You're playing Philly Saturday night: I'm wondering how you go about creating setlists. Do you go about the same list every night, or do you wing it? Also, the last time I saw you perform was last year, I think April 2009, in Orlando. And there, I noticed that you did some different versions of some of the songs on Way to Normal, the record you were promoting at the time, like "Bitch Went Nuts" and maybe a couple others. What variations might folks get to hear Saturday? What should we expect?
We're getting a new album out there, so the setlist in those phases are designed to welcome the new music and keep that thread between the now and the past. You could really make your new stuff sound stiff to place them in the set list the wrong way! I love playing a set and enjoying a song like "Landed" being received as a classic, when it only seems like a few days ago that I had to wheel that song out and play it for the first time. It took amazing discipline to incorporate "Brick" into the setlist years ago. It stopped the show from rocking, and since nobody knew it, they talked through the whole thing. I try to play the news ones like they're old hat. I try to play the old ones like they're new ... if that makes any sense. Anything is up for re-arranging but I never want to do that to the point they are not recognizable.
Sarah Palin's grandbaby-daddy Levi Johnston has become something of a fame-whore the last year or so. Any chance of you asking him to star in a video about the song about him, "Levi Johnston's Blues?"
I realize that his fame is good for the promotion of the song and so I don't discourage it. But the song doesn't come through completely when it's eclipsed by the celebrity part. I find that a little distracting just for the song's sake. The song is about growing up. Levi is a powerful symbol, as many people don't grow up in one night on stage with their mother-in-law's speech to the RNC. But we all feel our lives are dramatic and important, and that moment you find yourself traversing the line from child to adult can be quite a big deal. But you need a moment that resonates in order to get that across in a song. So Levi is a good subject in that way. It's not about him. We don't know him. We only know the bravado behind his Myspace page ("I'm a f-ing redneck," etc. this was taken word for word from his Myspace page and it's our chorus!). And we know that he looked pretty scared in his first public appearance. Boys make outrageous claims about kicking asses and so forth, or find some way to be obnoxious. That's our job when we're boys. But we lose that job the moment we have to stuff ourselves into a suit. We wrote that song before Levi became a household name, so yeah, Nick picked a winner! Haha. But I think the song will mean more years down the line.
That record you produced and recorded with William Shatner a few years back, called "Has Been," was, well, amazing, and everybody should get it. I saw the clip of Shatner on George Lopez's show doing the Cee-Lo song "Fuck You" a short while ago, and I was thinking how incredibly awesome it would be if he recorded that with you. So ... what was it like working with Shatner? And any plans to do it again?

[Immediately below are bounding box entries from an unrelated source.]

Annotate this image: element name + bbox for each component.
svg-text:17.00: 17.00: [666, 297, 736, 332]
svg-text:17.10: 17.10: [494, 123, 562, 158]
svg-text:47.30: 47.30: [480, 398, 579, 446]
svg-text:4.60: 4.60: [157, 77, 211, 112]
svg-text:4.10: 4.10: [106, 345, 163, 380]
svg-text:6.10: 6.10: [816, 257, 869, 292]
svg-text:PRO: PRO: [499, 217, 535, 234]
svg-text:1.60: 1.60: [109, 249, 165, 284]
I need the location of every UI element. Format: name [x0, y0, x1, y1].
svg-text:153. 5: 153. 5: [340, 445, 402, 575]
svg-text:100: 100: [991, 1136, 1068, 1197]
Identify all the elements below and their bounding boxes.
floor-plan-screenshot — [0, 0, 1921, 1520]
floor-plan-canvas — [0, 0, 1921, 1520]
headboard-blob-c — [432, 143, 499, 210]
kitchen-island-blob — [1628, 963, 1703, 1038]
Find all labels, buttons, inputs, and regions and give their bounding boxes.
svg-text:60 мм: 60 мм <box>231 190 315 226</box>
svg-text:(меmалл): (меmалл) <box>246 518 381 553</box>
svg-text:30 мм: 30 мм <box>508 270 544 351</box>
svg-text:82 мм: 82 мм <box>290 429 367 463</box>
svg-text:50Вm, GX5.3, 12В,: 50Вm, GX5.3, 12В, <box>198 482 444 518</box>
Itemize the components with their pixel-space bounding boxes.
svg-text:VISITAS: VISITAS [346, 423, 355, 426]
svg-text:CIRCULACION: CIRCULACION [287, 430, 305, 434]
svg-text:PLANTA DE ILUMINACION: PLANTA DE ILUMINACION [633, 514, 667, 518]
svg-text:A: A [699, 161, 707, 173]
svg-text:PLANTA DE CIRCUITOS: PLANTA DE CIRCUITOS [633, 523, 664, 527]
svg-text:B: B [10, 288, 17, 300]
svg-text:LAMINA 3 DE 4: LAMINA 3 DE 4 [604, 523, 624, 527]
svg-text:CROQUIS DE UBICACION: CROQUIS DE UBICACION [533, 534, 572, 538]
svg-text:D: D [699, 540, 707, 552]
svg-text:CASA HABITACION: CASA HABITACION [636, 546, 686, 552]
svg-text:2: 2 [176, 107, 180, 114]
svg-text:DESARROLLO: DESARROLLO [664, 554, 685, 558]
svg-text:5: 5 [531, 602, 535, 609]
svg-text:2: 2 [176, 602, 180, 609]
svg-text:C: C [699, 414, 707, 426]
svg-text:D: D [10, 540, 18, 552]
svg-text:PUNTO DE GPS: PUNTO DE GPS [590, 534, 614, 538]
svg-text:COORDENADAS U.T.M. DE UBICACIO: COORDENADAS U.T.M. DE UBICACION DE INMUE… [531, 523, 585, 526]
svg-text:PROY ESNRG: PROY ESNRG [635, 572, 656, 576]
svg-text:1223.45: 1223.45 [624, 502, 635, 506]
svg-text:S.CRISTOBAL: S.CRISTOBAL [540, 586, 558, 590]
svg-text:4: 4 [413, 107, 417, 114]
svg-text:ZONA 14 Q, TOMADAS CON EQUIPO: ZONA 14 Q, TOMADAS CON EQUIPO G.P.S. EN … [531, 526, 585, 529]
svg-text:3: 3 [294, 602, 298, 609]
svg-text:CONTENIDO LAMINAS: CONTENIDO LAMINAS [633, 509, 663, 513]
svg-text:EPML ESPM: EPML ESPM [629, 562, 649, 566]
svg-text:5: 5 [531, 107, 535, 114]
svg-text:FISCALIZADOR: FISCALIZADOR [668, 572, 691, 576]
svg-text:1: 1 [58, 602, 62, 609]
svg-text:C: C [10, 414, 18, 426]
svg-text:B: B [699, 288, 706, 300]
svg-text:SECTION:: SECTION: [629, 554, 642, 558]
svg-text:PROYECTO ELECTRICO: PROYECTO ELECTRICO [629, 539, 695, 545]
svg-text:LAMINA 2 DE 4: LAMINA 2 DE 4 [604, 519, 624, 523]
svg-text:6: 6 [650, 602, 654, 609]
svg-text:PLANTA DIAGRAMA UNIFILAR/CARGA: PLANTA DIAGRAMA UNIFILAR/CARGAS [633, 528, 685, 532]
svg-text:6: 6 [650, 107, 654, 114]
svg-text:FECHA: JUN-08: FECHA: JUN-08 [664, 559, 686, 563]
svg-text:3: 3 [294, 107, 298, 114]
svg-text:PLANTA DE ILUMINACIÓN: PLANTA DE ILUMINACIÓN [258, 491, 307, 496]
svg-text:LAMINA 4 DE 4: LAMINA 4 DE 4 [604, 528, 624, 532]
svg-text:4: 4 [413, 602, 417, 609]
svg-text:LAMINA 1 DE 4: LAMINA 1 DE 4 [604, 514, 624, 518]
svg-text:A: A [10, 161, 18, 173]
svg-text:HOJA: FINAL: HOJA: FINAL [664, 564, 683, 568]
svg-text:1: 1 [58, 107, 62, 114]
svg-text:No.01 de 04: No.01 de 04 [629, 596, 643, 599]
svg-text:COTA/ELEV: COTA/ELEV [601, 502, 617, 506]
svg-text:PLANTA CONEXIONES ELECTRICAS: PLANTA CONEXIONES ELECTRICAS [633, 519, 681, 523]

No plans. I felt like that was a special moment that I would be nervous repeating. "Has Been" was about Bill's life and the strength of his being in the public eye for so long and having not really told his story was our fuel. I think we could do something good, but I kind of feel like we did it.
A bunch of friends want to know: Any chance of The Bens regrouping?
I think we're all too caught up and busy. Tell your friends, thanks for the thoughts!
Ben Folds plays Saturday, Nov. 13, 8 p.m. at Tower Theater.